Aditya Mahara: Sensitive topic, right? So I think there's whole series of problems that will come with it, but there's whole series of opportunities that'll come with it too. Unfortunately with advent of any new technology, there will be a lot of issues, but one example I can think of where AI could be good in medicine is just vast amounts of data processing on the background.
Not in patient care, but in systematizing electronic records. Sometimes we have a lot of information in systems and electronic digital health records all over the country, all over the world right now, where it's very unstructured and currently it just sits on some server somewhere.
But with AI, there's a possibility to aggregate a story of patients' health throughout their lifetime. And if somebody's biomarkers are off by a little bit, maybe it goes unnoticed by people, but all of a sudden AI can make those judgments of pattern and all of a sudden you can predict cancer faster. That could be a benefit of AI in the future with earlier prediction of disease.
Joshua Doležal: I see – it's a both/and thing. Do you have any favorite sort of pop culture medical shows? Do you stay away from your profession when you're watching TV?
Aditya Mahara: No, I watch almost everything.
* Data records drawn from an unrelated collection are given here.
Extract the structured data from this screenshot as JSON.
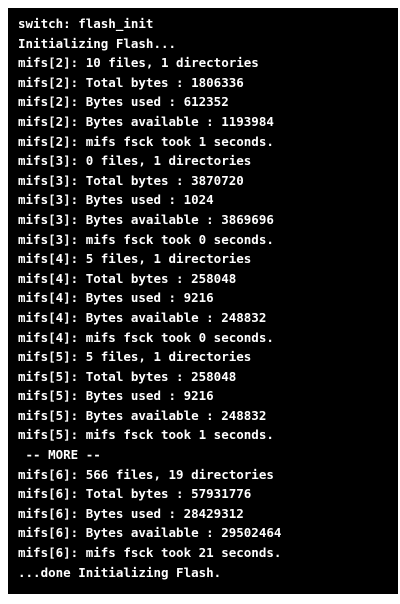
{
  "terminal": {
    "lines": [
      "switch: flash_init",
      "Initializing Flash...",
      "mifs[2]: 10 files, 1 directories",
      "mifs[2]: Total bytes : 1806336",
      "mifs[2]: Bytes used : 612352",
      "mifs[2]: Bytes available : 1193984",
      "mifs[2]: mifs fsck took 1 seconds.",
      "mifs[3]: 0 files, 1 directories",
      "mifs[3]: Total bytes : 3870720",
      "mifs[3]: Bytes used : 1024",
      "mifs[3]: Bytes available : 3869696",
      "mifs[3]: mifs fsck took 0 seconds.",
      "mifs[4]: 5 files, 1 directories",
      "mifs[4]: Total bytes : 258048",
      "mifs[4]: Bytes used : 9216",
      "mifs[4]: Bytes available : 248832",
      "mifs[4]: mifs fsck took 0 seconds.",
      "mifs[5]: 5 files, 1 directories",
      "mifs[5]: Total bytes : 258048",
      "mifs[5]: Bytes used : 9216",
      "mifs[5]: Bytes available : 248832",
      "mifs[5]: mifs fsck took 1 seconds.",
      " -- MORE --",
      "mifs[6]: 566 files, 19 directories",
      "mifs[6]: Total bytes : 57931776",
      "mifs[6]: Bytes used : 28429312",
      "mifs[6]: Bytes available : 29502464",
      "mifs[6]: mifs fsck took 21 seconds.",
      "...done Initializing Flash."
    ]
  }
}
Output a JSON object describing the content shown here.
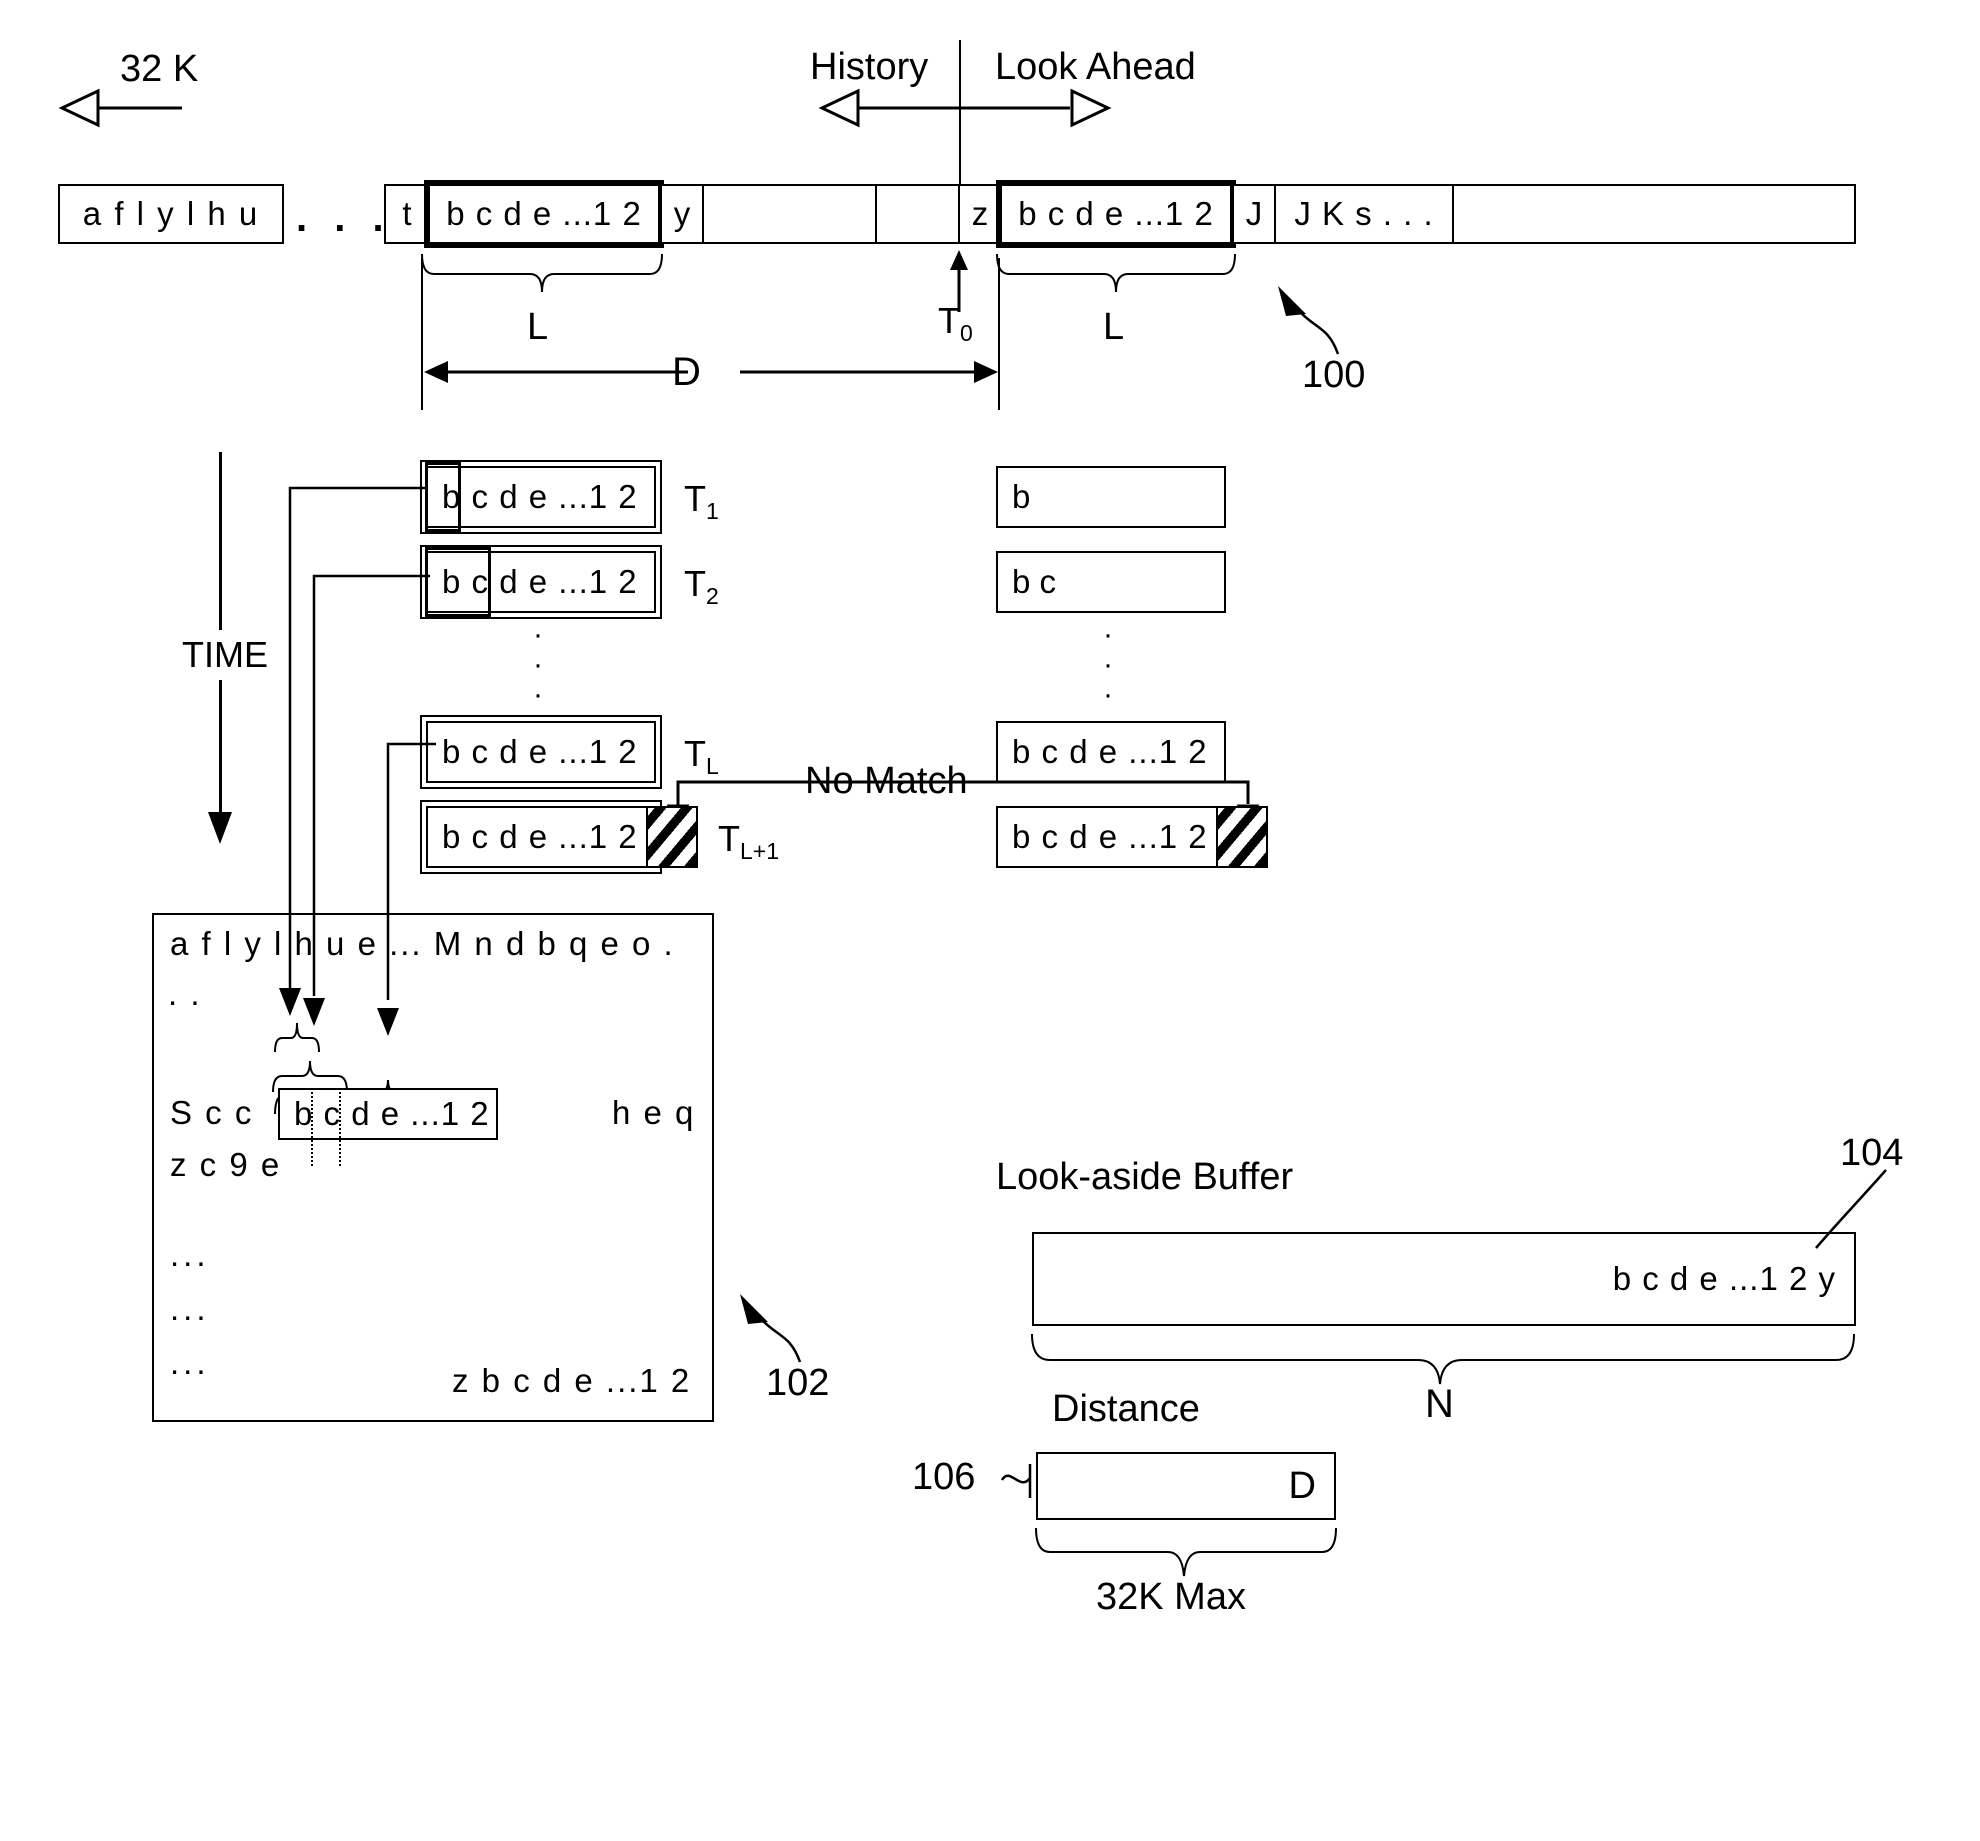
{
  "figure": {
    "top_left_label": "32 K",
    "history_label": "History",
    "lookahead_label": "Look Ahead",
    "t0_label": "T",
    "t0_sub": "0",
    "ref_100": "100",
    "ref_102": "102",
    "ref_104": "104",
    "ref_106": "106",
    "L_left": "L",
    "L_right": "L",
    "D_label": "D",
    "time_label": "TIME",
    "no_match_label": "No Match",
    "lookaside_title": "Look-aside Buffer",
    "N_label": "N",
    "distance_title": "Distance",
    "distance_value": "D",
    "max_label": "32K Max"
  },
  "main_strip": {
    "cells": [
      {
        "text": "a f l y l h u",
        "name": "strip-cell-aflylhu"
      },
      {
        "text": ". . .",
        "name": "strip-ellipsis"
      },
      {
        "text": "t",
        "name": "strip-cell-t"
      },
      {
        "text": "b c d e ...1 2",
        "name": "strip-match-history"
      },
      {
        "text": "y",
        "name": "strip-cell-y"
      },
      {
        "text": "",
        "name": "strip-cell-blank-1"
      },
      {
        "text": "",
        "name": "strip-cell-blank-2"
      },
      {
        "text": "z",
        "name": "strip-cell-z"
      },
      {
        "text": "b c d e ...1 2",
        "name": "strip-match-lookahead"
      },
      {
        "text": "J",
        "name": "strip-cell-j"
      },
      {
        "text": "J K s . . .",
        "name": "strip-cell-jks"
      }
    ]
  },
  "time_rows": [
    {
      "left_text": "b c d e ...1 2",
      "label": "T",
      "sub": "1",
      "right_text": "b"
    },
    {
      "left_text": "b c d e ...1 2",
      "label": "T",
      "sub": "2",
      "right_text": "b c"
    },
    {
      "left_text": "b c d e ...1 2",
      "label": "T",
      "sub": "L",
      "right_text": "b c d e ...1 2"
    },
    {
      "left_text": "b c d e ...1 2",
      "label": "T",
      "sub": "L+1",
      "right_text": "b c d e ...1 2"
    }
  ],
  "history_buffer_102": {
    "line1": "a f l y l h u e ...   M n d b q e o .",
    "line2": ". .",
    "line3_prefix": "S c c",
    "line3_box": "b c d e ...1 2",
    "line3_suffix": "h e q",
    "line4": "z c 9 e",
    "ellipsis1": "...",
    "ellipsis2": "...",
    "ellipsis3": "...",
    "line_last": "z b c d e ...1 2"
  },
  "lookaside_buffer_104": {
    "content": "b c d e ...1 2 y"
  },
  "vertical_dots": "·"
}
One of my favorite shows, which I guess is not necessarily in the medical space, but is part of an academic turned evil is Breaking Bad. I love the show where you know, a chemist all of a sudden is in the drug world and all the things that come with it.
Joshua Doležal: I was just thinking with the AI thing, there's a show called New Amsterdam that's a bit of a drama slash romantic comedy. And there's an older doctor, Kapoor, who's a neurologist and in a series of episodes he is carrying this iPad with him. And the iPad is making diagnoses alongside him. And he is sometimes unable to refute the diagnosis. He's resentful of it because he's spent all these years absorbing knowledge and he feels he's very charming and that his charm is part of his ability to diagnose people. But there's a tension between artificial intelligence and the living doctor. Breaking Bad is another one of my favorites, partly because Walter White, he's a world class chemist, part of this team in grad school that developed some multimillion dollar technology. But he's a high school teacher and he is so thoroughly disrespected in his role that he resorts to this, and his cancer diagnosis means he has nothing left to lose.
Another example of the AI - human debate I think is an older show, House, M.D., where you have a brilliant diagnostician who is really anti-technology. I mean, he's sort of the embodiment of the crazy genius. I love Greg House as an example because so often when he has these breakthroughs and he solves these cases that are impossible, no one can figure out what's happening in these patients, he does it at some setting that has nothing to do with his work. He's good at diagnosis because he's so eccentric. So he's playing jazz guitar or he's at a monster truck rally, or he is, I don't know, doing some crazy thing like Sherlock Holmes smoking opium or something has nothing to do with the mystery that he's trying to solve. But that ability to be curious about the world without any need to have it end up solving anything – to just gather all of these points of data that could be freely associated together – that's something that AI still doesn't have in quite the same way as a character like House.
Aditya Mahara: As you said, it's a mix of the left and the right brain and AI probably is more quantitative only, whereas the emotion comes in. All of that is very intertwined.